Do Not Fail to Meet Medical Appointments
Another vital component of diagnosing and rehabilitating a workplace injury is any follow-up medical appointments after the initial diagnosis and prognosis report. The first injury evaluation will provide a specific diagnosis and a long-range prognosis for recovery, and many times the latter is not an exact determination. Actually, a diagnosis can be problematic as well, and many employers or their insurance companies will want a claimant to comply with additional requests for evaluation by a proposed “independent” doctor. These physicians are typically anything but independent, and many times they function much like a Social Security doctor in helping the insurance provider build a case defense for denial or defense that the injury is not as serious as being claimed. Any failure to meet these requested appointments can be used as documentation to support a claim denial or benefits stoppage, which is very common in workers’ compensation cases when the respondent workers’ compensation insurance company wants to settle with a lump sum as opposed to continuing benefits until being rehabilitated to the point of being capable of working once again. Additionally, this can include physical therapy appointments as well, and insurance companies often check-up with treatment providers for verification of appointment attendance.
Do Not Discuss the Injury
It is also a bad decision to discuss the seriousness of a workplace injury with others, and particularly with employment associates who may pass the information along to supervisors or company officials. Those who appear as friends may not necessarily be trustworthy, and the best personal practice is to keep quiet and only discuss the injury with treatment professionals and your workplace accident lawyers. Additionally, be honest with both medical technicians and your attorneys because they are both working in your best interest regarding recovery and financial compensation. Let them do their jobs and focus on following instructions from both professionals. Personal testimony from medical technicians is considered “expert” testimony if a deposition is required for court, even in the workers’ compensation system, and being honest in communication and diligent in continuing rehabilitation is vital for a successful outcome unless injuries are obviously very serious and debilitating.

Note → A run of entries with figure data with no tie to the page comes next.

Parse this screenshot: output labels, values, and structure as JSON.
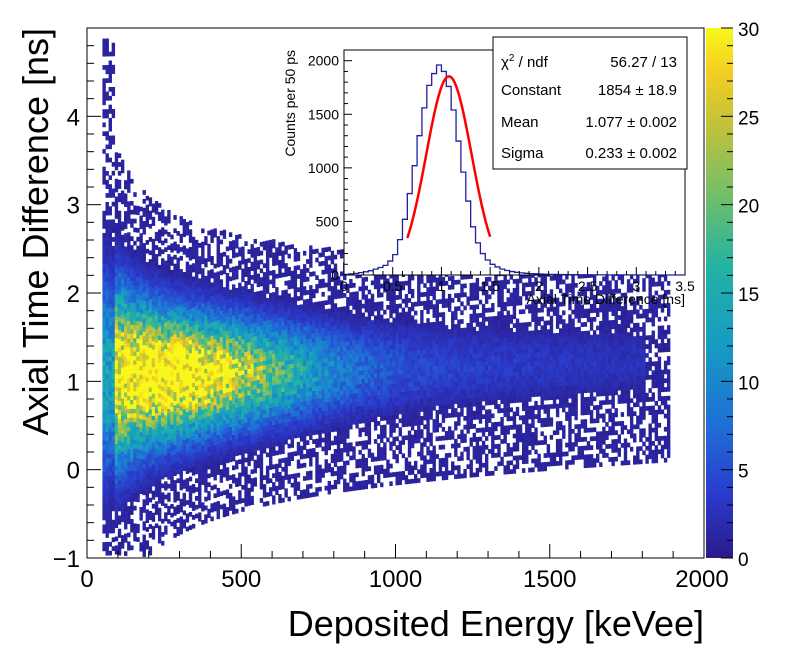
{
  "chart_data": [
    {
      "type": "heatmap",
      "xlabel": "Deposited Energy [keVee]",
      "ylabel": "Axial Time Difference [ns]",
      "xlim": [
        0,
        2000
      ],
      "ylim": [
        -1,
        5
      ],
      "x_ticks": [
        0,
        500,
        1000,
        1500,
        2000
      ],
      "y_ticks": [
        -1,
        0,
        1,
        2,
        3,
        4
      ],
      "colorbar": {
        "min": 0,
        "max": 30,
        "ticks": [
          0,
          5,
          10,
          15,
          20,
          25,
          30
        ]
      },
      "distribution": {
        "description_energy_range_keVee": [
          50,
          1880
        ],
        "core_peak_energy_keVee": 250,
        "core_peak_time_ns": 1.05,
        "peak_count": 28
      }
    },
    {
      "type": "histogram",
      "xlabel": "Axial Time Difference [ns]",
      "ylabel": "Counts per 50 ps",
      "xlim": [
        0,
        3.5
      ],
      "ylim": [
        0,
        2100
      ],
      "x_ticks": [
        0,
        0.5,
        1,
        1.5,
        2,
        2.5,
        3,
        3.5
      ],
      "x_tick_labels": [
        "0",
        "0.5",
        "1",
        "1.5",
        "2",
        "2.5",
        "3",
        "3.5"
      ],
      "y_ticks": [
        0,
        500,
        1000,
        1500,
        2000
      ],
      "bin_width": 0.05,
      "bin_start": 0,
      "values": [
        5,
        10,
        15,
        22,
        30,
        40,
        55,
        70,
        90,
        130,
        190,
        330,
        520,
        760,
        1020,
        1300,
        1560,
        1770,
        1880,
        1960,
        1900,
        1760,
        1540,
        1250,
        960,
        690,
        450,
        300,
        200,
        140,
        100,
        75,
        55,
        42,
        32,
        25,
        20,
        16,
        13,
        11,
        9,
        7,
        6,
        5,
        4,
        4,
        3,
        3,
        2,
        2,
        2,
        1,
        1,
        1,
        1,
        1,
        1,
        1,
        1,
        1,
        0,
        0,
        0,
        0,
        0,
        0,
        0,
        0,
        0,
        0
      ],
      "fit": {
        "function": "gaussian",
        "constant": 1854,
        "mean": 1.077,
        "sigma": 0.233,
        "range": [
          0.65,
          1.5
        ],
        "color": "#ff0000"
      },
      "hist_color": "#1f1f9f",
      "stats": [
        {
          "label_main": "χ",
          "label_sup": "2",
          "label_rest": " / ndf",
          "value": "56.27 / 13"
        },
        {
          "label_main": "Constant",
          "value": "1854 ± 18.9"
        },
        {
          "label_main": "Mean",
          "value": "1.077 ± 0.002"
        },
        {
          "label_main": "Sigma",
          "value": "0.233 ± 0.002"
        }
      ]
    }
  ]
}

Do Not Fail to Contact Your Attorney Before Returning to Work
All workplace accident lawyers will advise reporting to them any time a doctor wants to release you to go back to work. It is easy for a doctor to release someone whose injury has not been completely rehabilitated, and insurance companies will be eager to cease benefits as soon as possible. Employers often want to terminate employees who have filed a workers’ comp claim after they return to work in hopes there will be no recurring problems. There are multiple valid reasons that employers can attempt to use as justification for termination, and many times this is a direct retaliatory act by the company. Failure to pay benefits could be construed as bad faith by the insurance company in a standard court of law, and employers by law cannot retaliate directly for any claimed workplace injury. Workplace accident lawyers need to be informed of all decisions to return to work because further evaluation may be needed if your primary physician has been contacted and influenced by the employer. How you handle your return to work is just as important as reporting the injury in detail as soon as possible when it occurs.